The U.S. government’s aggressive policy against the semiconductor industry is backfiring.

It is interesting that the Federal government never takes into consideration that loopholes and workarounds are possible and what the aftereffects are.

Sanctions can usually be subverted by using a third country to move the goods, and that is what we are seeing.

The end result is higher prices for all.

In general, an increase in the price of semiconductor chips would result in anything tech-related going up in price, and that is after a generation of deflation made devices cheap.

This also raises the price of doing business in AI. The GPUs needed for AI data centers will become more costly.

I could envision the future where harnessing AI software might be reserved for the well-off, because it won’t be cheap to use.

Each pressing day, the cost of business goes up as the globalization trends from post-World War 2 are being ripped to shreds by the existing administration.

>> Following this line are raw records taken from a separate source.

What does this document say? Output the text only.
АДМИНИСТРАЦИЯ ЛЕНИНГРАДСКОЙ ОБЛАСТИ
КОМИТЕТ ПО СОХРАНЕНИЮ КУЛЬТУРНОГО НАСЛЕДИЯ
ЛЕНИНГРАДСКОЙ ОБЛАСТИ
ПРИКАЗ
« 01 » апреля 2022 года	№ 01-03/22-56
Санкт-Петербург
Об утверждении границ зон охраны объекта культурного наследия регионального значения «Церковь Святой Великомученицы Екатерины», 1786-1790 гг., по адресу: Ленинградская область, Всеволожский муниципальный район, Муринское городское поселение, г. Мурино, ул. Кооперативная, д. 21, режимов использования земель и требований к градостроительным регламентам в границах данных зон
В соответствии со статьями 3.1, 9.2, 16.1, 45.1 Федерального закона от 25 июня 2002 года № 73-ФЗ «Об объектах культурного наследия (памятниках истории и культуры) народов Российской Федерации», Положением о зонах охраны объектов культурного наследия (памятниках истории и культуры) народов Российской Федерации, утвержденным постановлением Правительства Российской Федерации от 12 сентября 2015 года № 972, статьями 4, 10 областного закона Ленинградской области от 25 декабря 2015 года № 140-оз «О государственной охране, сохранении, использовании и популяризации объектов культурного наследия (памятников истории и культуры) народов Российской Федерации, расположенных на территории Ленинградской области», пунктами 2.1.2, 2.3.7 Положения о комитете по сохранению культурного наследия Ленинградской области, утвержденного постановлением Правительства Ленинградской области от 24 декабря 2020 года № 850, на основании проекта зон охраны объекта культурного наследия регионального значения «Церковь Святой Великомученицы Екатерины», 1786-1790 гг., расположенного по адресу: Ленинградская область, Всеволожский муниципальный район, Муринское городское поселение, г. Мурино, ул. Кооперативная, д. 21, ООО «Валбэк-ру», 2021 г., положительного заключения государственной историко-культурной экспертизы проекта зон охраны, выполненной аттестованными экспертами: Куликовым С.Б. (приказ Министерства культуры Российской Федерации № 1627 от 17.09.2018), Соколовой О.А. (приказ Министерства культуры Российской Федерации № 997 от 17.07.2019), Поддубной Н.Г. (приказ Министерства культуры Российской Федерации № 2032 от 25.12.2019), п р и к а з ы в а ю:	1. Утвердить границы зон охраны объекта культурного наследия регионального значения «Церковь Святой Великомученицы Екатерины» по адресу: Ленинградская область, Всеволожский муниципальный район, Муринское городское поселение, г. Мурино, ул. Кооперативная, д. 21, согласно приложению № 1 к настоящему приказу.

Deglobalization is painful for the average person, but when you add on a tech sector in dysfunction, it really turns the screws on the investors.

What’s the end result?

In the short-term, semiconductor stocks will cool off because government obstruction means it is way harder to do business, let alone at profitable prices.

This restriction, this tariff, this rule, this forced export control, and the circus keep going with corporate management wishing one day to operate in a stable business environment.

Nothing is stable about the business environment now, forcing investment dollars to the sidelines.

In the short-term, sell any bear market rally in chip stocks.